The general principle is well announced in the instructions asked; that, services intended at the time to be gratuitous, cannot, afterwards, be used to raise an implied contract to pay for them ; and this was the case made by the paper filed before - the Magistrate. It was a simple account against Wm. J. Osier, in favor of Isaac Hobbs, for “board, attention and care” of the child, at the request of the defendant, from June 16th, 1872, to August 1st, 1874, $300. According to the findings of the court in this action, the declarations of law asked by defendants should have been given, and the judgment should have been in his favor. ;

There is nothing in the whole case to indicate that plaintiff intended or desired to proceed against the defendant on the ground of his wrongful conduct in taking away the child, in violation of his supposed implied contract (which was found by the court to be a fact) to allow plaintiff’s wife to keep and raise the child as her own ; nor is there any proof of damages incurred by plaintiff or his wife, on account of the tortious conduct of defendant, resulting from loss of future services.
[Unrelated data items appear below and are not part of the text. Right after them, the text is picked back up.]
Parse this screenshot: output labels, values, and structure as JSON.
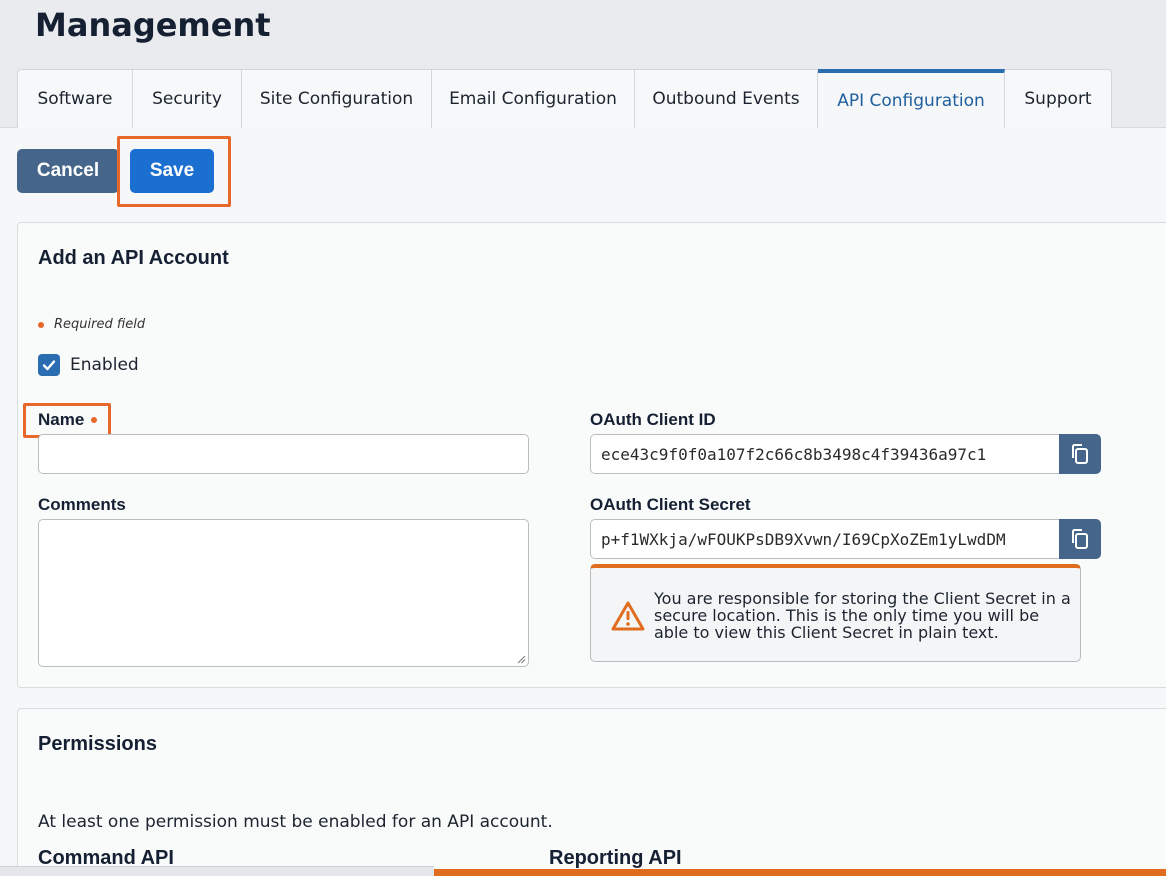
{
  "page": {
    "title": "Management"
  },
  "tabs": [
    {
      "label": "Software"
    },
    {
      "label": "Security"
    },
    {
      "label": "Site Configuration"
    },
    {
      "label": "Email Configuration"
    },
    {
      "label": "Outbound Events"
    },
    {
      "label": "API Configuration",
      "active": true
    },
    {
      "label": "Support"
    }
  ],
  "actions": {
    "cancel_label": "Cancel",
    "save_label": "Save"
  },
  "account_form": {
    "title": "Add an API Account",
    "required_note": "Required field",
    "enabled_label": "Enabled",
    "enabled_checked": true,
    "name_label": "Name",
    "name_value": "",
    "comments_label": "Comments",
    "comments_value": "",
    "client_id_label": "OAuth Client ID",
    "client_id_value": "ece43c9f0f0a107f2c66c8b3498c4f39436a97c1",
    "client_secret_label": "OAuth Client Secret",
    "client_secret_value": "p+f1WXkja/wFOUKPsDB9Xvwn/I69CpXoZEm1yLwdDM",
    "warning_text": "You are responsible for storing the Client Secret in a secure location. This is the only time you will be able to view this Client Secret in plain text."
  },
  "permissions": {
    "title": "Permissions",
    "note": "At least one permission must be enabled for an API account.",
    "command_api_label": "Command API",
    "reporting_api_label": "Reporting API"
  },
  "colors": {
    "accent": "#2a6db0",
    "save_button": "#1b6fd1",
    "cancel_button": "#46658a",
    "highlight": "#e8672a",
    "warning": "#e06d1e"
  },
  "icons": {
    "copy": "copy-icon",
    "warning": "warning-triangle-icon",
    "check": "checkmark-icon"
  }
}
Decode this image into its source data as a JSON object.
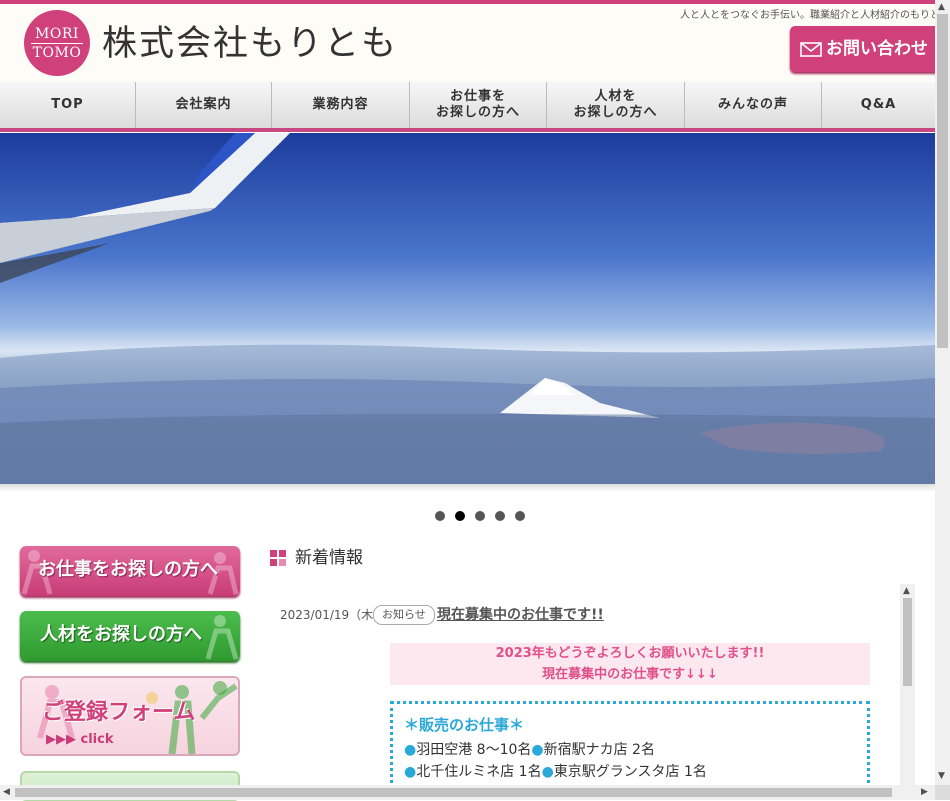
{
  "header": {
    "logo_line1": "MORI",
    "logo_line2": "TOMO",
    "company_name": "株式会社もりとも",
    "tagline": "人と人とをつなぐお手伝い。職業紹介と人材紹介のもりとも",
    "contact_label": "お問い合わせ"
  },
  "nav": {
    "items": [
      {
        "line1": "TOP",
        "line2": ""
      },
      {
        "line1": "会社案内",
        "line2": ""
      },
      {
        "line1": "業務内容",
        "line2": ""
      },
      {
        "line1": "お仕事を",
        "line2": "お探しの方へ"
      },
      {
        "line1": "人材を",
        "line2": "お探しの方へ"
      },
      {
        "line1": "みんなの声",
        "line2": ""
      },
      {
        "line1": "Q&A",
        "line2": ""
      }
    ]
  },
  "slider": {
    "active_index": 1,
    "count": 5
  },
  "sidebar": {
    "job_seeker": "お仕事をお探しの方へ",
    "employer": "人材をお探しの方へ",
    "register": "ご登録フォーム",
    "register_click": "▶▶▶ click"
  },
  "news": {
    "heading": "新着情報",
    "date": "2023/01/19（木)",
    "category": "お知らせ",
    "title": "現在募集中のお仕事です!!",
    "greeting1": "2023年もどうぞよろしくお願いいたします!!",
    "greeting2": "現在募集中のお仕事です↓↓↓",
    "section_title": "＊販売のお仕事＊",
    "jobs": [
      {
        "place": "羽田空港 8〜10名"
      },
      {
        "place": "新宿駅ナカ店 2名"
      },
      {
        "place": "北千住ルミネ店 1名"
      },
      {
        "place": "東京駅グランスタ店 1名"
      }
    ]
  },
  "colors": {
    "brand_pink": "#d0407a",
    "green": "#3aa83a",
    "accent_blue": "#2aa8d8",
    "news_pink_bg": "#fde8f0"
  }
}
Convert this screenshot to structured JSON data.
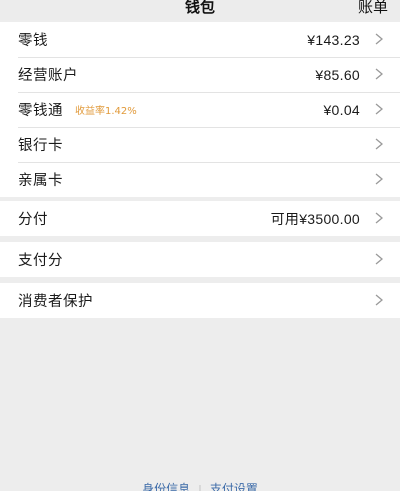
{
  "header": {
    "title": "钱包",
    "action": "账单"
  },
  "group1": [
    {
      "label": "零钱",
      "value": "¥143.23"
    },
    {
      "label": "经营账户",
      "value": "¥85.60"
    },
    {
      "label": "零钱通",
      "tag": "收益率1.42%",
      "value": "¥0.04"
    },
    {
      "label": "银行卡"
    },
    {
      "label": "亲属卡"
    }
  ],
  "group2": [
    {
      "label": "分付",
      "value": "可用¥3500.00"
    }
  ],
  "group3": [
    {
      "label": "支付分"
    }
  ],
  "group4": [
    {
      "label": "消费者保护"
    }
  ],
  "footer": {
    "identity": "身份信息",
    "pay_settings": "支付设置"
  },
  "colors": {
    "tag": "#e19a3b",
    "link": "#3b6aa8",
    "background": "#ededed"
  },
  "icons": {
    "row_arrow": "chevron-right-icon"
  }
}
We do not mean to say that the injury to the feelings of the wife, in depriving her of the society of the child, to which she may have become very much attached, and her mortification on account of the unjust censure of her conduct, implied by defendant’s pretences, might not have been estimated in the assessment of damages by a jury or a court sitting as such, in an action properly framed for the purpose. , We merely mean, that in this action and on the proof there is error in the judgment.

Let the judgment be reversed, and the cause remanded for a new trial.